Shock, tears, and confusion.
In August 2011, five months after the Tohoku earthquake and tsunami, we interviewed Remy and Chisato from Paris. They were visiting Chisato’s parents in Kahoku city for their vacation. What did she think about Japan, being so far from her country at the time? How did her French husband feel, next to her?By SHIZUO
Interviewees: Remy and Chisato
Published: September 1, 2011
E (Experience Kanazawa): How did you feel when you first saw the disaster?
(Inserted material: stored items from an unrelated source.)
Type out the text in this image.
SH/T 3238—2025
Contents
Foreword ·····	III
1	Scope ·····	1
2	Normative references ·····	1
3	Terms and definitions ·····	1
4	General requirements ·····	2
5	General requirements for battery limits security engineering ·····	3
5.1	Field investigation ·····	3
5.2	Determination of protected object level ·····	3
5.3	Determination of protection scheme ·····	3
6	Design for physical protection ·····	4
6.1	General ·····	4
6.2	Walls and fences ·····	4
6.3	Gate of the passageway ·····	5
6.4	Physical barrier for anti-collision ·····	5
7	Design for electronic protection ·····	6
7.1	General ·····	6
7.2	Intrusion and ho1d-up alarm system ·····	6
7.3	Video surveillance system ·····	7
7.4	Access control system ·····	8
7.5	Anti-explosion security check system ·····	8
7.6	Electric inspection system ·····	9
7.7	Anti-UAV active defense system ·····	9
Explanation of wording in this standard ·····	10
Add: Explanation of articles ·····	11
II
C (Chisato): We were so shocked and in great anxiety, watching the news on TV. Even though my family lives in Ishikawa, far away from the disaster, my homesickness grew stronger and stronger. I felt so depressed to learn how so many people were dead or missing. I couldn’t control the tears.
E: I know what you mean. I felt numb here in Kanazawa. It wasn’t a disaster which only affected the people of Tohoku, but one for residents in Japan. It was kind of unfortunate, all of our thoughts and concerns were quickly shifted from the earthquake to the nuclear meltdown. Even I’ll admit that I’ve prepared a backpack in case of an evacuation order. My friends contacted me on Facebook, telling me to run away to their countries. I kept thinking, “Will the Japanese become refugees in the future???” Well… it’s been about five months since that day, what do people think about Japan in France?
R (Remy): First of all, allow me to offer my sincere condolences to victims! We French people respect how the Japanese didn’t lose their control during such a crisis. As a country which has many nuclear power plants, we have also been thinking about what we would do if it happened in our country. Can we survive without nuclear power in this modern age? Some say yes, others say no. Truth and rumors cross each other; we don’t know what to believe. I think it’s time that we seriously think about it!
C: Indeed, the French media still reports about concerns for the radiation issues in Japan. When we told our friends that we were going to Japan for our summer vacation, they said things like, “oh are you going to take a radioactive shower?”, just joking around. Although they weren’t serious, I could imagine how it can be a tough time for Japanese tourism.
E: Yeah, right. Especially before the Golden Week holiday, Japanese tourism really suffered from the many cancellations related to tourism. It wasn’t only a problem from overseas, but also domestic travelers. We lost our motivation for leisure at that time, and even felt guilty to try and have fun. Fun TV commercials were restrained, enjoyable events were cancelled. It’s like we were in mourning. Well... how are your impressions in Japan?
R: Honestly, we were a bit hesitant to travel through Narita airport, because of the radiation issue. I was concerned about being exposed to radiation before landing, still in the air! Usually it’s busting with people in the terminals, but not so much this summer. Yet, I was surprised how calm the Japanese people were. Surprisingly, normal live seems to go on. I hear that they are bit nervous about water and food in Tokyo, though.
E: What have you eaten since arriving in Japan?
C: Sushi, Okonomiyaki (Japanese pancake containing a variety of ingredients), Yakiniku (Korean style BBQ)… Anything except beef.
E: Ah, beef… I can understand that. Recently, caesium was found in a cow from Toyama which ate straw from Miyagi, right?
C: Yes, we bought some beef to cook, but threw it into garbage once we heard the news. We are really sorry for the farmers, and really want the Japanese government to verify the safety of our foodstuffs.
E: Where did you go? What did you do for your vacation?
R: Last year we brought my friend’s family from Paris and traveled around Japan. Thus, we decided to be more relaxed and just stay near here for this trip. We enjoyed driving to the Noto peninsula and to Hakusan national park through the toll road. Oh, and we also visited the Shirahone Onsen spa village in Nagano. Hanging around at the local beach, having a BBQ at our friend’s place, simple things like that.
E: Can you tell us your favorite place in Ishikawa?
R: I have to say Kahoku City! This city has the ocean, mountains, and beautiful rice fields! This is our home in Japan!
E: What do you think about the local people in Ishikawa?
R: I love them! They are very frank and helpful to tourists. We’ll visit Japan again next year, of course. I adore Japanese nature, and the Japanese spiritual strength has always fascinated me. I saw their attitude to overcome overwhelming hardships, and it’s really moving!